北京市植物園は香山公園の近くにある、1956年に開園した植物園。ここは単に植物を展示しているだけではなく、研究施設としての一面も持つ、中国北部の重要な植物基地である。
展示室は、温室を中心として13室ある。3000種・15万本の植物が植えられ、熱帯・亜熱帯植物を含む珍しい花も目にすることができる。
特色
1956年、中国国務院によって建設された北京植物園には、1万種類150万株の様々な植物があり、植物に関する研究や教育のための拠点となっている。園内は種類ごとに大きく区域が分けられ、樹木園、水生植物園、桃園、牡丹園、芍薬園、竹園、宿根花卉園、楊柳区、熱帯植物温室区などがある。桃園にある桃の種類は世界で最も多く、春の「北京桃花節」には数十万人が来園し桃の花を観賞する。この他、広い園内には、池や山間の渓流などを設けた自然教育区、大きな釈迦の涅槃像が安置された臥仏寺や清代の有名な長編小説「紅楼夢」の作者、曹雪芹の記念館のある名勝古跡区もあり、子供から大人まで幅広く楽しめる。

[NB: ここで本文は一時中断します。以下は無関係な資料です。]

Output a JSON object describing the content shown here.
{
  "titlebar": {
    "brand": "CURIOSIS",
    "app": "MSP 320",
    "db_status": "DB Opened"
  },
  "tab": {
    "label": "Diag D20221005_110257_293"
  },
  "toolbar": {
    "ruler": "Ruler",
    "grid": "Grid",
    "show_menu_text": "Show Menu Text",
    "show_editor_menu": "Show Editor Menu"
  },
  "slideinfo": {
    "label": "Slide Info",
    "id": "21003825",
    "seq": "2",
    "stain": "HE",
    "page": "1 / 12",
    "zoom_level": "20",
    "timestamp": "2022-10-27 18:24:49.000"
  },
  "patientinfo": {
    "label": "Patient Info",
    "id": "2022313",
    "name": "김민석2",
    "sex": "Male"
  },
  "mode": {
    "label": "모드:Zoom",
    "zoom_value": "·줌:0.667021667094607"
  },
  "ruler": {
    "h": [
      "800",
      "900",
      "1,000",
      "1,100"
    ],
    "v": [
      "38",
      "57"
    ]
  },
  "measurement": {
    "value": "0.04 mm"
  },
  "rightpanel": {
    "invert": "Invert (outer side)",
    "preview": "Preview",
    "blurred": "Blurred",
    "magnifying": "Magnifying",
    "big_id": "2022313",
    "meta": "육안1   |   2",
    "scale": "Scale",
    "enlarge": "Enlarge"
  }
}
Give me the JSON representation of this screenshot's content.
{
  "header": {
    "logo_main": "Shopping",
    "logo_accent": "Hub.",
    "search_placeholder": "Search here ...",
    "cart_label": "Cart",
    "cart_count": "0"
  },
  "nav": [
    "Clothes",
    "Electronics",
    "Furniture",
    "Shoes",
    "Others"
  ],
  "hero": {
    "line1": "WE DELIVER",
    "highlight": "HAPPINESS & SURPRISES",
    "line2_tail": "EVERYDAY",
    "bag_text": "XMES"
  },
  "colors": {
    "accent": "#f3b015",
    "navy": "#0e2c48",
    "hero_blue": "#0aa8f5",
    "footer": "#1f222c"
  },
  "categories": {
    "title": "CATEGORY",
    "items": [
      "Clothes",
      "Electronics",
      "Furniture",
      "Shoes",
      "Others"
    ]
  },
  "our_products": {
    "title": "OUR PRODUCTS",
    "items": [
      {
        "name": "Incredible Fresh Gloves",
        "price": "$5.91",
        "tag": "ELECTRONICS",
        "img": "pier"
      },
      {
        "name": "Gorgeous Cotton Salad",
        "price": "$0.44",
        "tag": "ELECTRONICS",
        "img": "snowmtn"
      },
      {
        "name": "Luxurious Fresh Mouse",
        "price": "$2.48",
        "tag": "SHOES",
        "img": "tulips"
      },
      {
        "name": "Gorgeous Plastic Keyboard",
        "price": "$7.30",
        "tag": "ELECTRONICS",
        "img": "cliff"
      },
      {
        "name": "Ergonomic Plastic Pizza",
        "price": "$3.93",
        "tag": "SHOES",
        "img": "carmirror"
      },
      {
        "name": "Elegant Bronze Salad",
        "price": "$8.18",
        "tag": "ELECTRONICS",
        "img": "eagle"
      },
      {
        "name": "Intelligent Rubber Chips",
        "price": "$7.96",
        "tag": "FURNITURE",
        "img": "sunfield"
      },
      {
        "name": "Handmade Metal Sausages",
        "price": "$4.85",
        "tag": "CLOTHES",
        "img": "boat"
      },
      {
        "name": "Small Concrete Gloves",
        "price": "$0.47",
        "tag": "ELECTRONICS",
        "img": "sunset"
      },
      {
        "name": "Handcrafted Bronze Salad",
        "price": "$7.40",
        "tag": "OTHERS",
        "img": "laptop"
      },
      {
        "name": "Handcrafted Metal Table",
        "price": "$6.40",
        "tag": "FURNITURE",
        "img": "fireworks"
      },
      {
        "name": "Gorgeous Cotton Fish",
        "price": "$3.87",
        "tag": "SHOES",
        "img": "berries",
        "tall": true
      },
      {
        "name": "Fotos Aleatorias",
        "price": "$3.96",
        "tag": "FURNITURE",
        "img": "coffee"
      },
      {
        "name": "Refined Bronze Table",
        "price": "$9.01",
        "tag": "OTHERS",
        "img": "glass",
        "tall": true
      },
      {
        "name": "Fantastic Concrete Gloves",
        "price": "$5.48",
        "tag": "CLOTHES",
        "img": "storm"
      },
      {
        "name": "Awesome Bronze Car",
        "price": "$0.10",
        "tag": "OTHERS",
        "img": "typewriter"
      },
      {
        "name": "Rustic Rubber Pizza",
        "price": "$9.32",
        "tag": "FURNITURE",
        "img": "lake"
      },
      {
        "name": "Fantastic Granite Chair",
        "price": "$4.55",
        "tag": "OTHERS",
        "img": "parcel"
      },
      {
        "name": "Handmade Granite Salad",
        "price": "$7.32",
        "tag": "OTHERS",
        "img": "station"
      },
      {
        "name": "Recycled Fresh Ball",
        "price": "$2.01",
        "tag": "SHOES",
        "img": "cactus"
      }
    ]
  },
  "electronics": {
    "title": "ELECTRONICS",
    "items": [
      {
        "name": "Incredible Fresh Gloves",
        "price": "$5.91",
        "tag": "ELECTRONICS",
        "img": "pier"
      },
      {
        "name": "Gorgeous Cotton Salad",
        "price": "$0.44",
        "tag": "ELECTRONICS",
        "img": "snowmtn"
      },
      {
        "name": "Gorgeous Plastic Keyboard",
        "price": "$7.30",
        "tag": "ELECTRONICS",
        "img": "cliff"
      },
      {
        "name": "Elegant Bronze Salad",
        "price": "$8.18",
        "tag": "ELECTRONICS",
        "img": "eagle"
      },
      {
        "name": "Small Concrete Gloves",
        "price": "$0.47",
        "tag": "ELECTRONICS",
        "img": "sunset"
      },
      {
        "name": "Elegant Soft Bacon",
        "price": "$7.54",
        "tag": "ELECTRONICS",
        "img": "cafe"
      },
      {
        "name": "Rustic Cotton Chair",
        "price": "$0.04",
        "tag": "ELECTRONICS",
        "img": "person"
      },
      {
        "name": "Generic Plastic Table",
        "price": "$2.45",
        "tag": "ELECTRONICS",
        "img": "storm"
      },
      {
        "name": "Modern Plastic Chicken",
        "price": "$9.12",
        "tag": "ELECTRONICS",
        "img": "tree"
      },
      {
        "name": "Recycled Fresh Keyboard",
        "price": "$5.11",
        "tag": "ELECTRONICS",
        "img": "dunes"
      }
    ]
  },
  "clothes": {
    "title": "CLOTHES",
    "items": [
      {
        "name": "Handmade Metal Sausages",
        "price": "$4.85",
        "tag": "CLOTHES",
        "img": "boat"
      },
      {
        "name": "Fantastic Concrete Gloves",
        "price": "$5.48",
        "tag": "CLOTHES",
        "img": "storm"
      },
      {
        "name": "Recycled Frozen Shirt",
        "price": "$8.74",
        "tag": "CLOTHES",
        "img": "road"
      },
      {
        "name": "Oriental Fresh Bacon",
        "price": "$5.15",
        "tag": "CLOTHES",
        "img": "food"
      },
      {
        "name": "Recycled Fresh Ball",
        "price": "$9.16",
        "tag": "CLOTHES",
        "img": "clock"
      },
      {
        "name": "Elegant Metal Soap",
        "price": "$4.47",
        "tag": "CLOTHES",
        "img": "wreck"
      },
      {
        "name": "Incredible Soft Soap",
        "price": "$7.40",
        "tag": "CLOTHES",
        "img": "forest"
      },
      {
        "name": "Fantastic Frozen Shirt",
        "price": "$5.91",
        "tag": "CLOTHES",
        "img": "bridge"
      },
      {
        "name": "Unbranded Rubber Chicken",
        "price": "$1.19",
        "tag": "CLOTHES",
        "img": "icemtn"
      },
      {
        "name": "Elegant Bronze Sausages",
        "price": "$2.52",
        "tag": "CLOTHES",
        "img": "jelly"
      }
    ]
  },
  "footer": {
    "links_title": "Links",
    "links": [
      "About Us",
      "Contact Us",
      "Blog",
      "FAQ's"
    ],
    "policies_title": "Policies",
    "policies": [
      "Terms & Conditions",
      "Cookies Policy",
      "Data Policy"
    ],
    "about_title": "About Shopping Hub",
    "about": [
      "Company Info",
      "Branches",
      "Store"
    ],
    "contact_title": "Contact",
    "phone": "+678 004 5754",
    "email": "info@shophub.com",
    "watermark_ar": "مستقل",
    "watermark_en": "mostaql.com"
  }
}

さて、11月初めの園内は、近くの香山で紅葉見物をする人が多く、植物園はさほど人出はなく、ゆったりと見て回ることが出来る。晩秋の日差しは柔らかいが、木枯らしを思わせる風が強く、紅葉もやや盛りを過ぎて、急いで葉を落としていくようだった。園内には、イチョウなど葉が黄色くなる木々が多く、日本の紅葉ほど彩り豊かではない。それでも、秋の日を浴びた木々は鮮やかで、若い人たちやカメラ愛好家たちがあちこちでシャッターを押していた。
北京にいながら異国であることを忘れさせてくれる自然景観、日本ならごく身近に見られる風景、そんな居心地の良い北京植物園だった。
歩き方:318、331、360、634路に乗る。
入場券:5元、学生は2.5元。大温室は50元、学生は40元。曹雪芹記念館:大人は10元、学生は5元。臥佛寺は5元、套票:55元
開放時間:詳しくは名所の従業員に問合せする。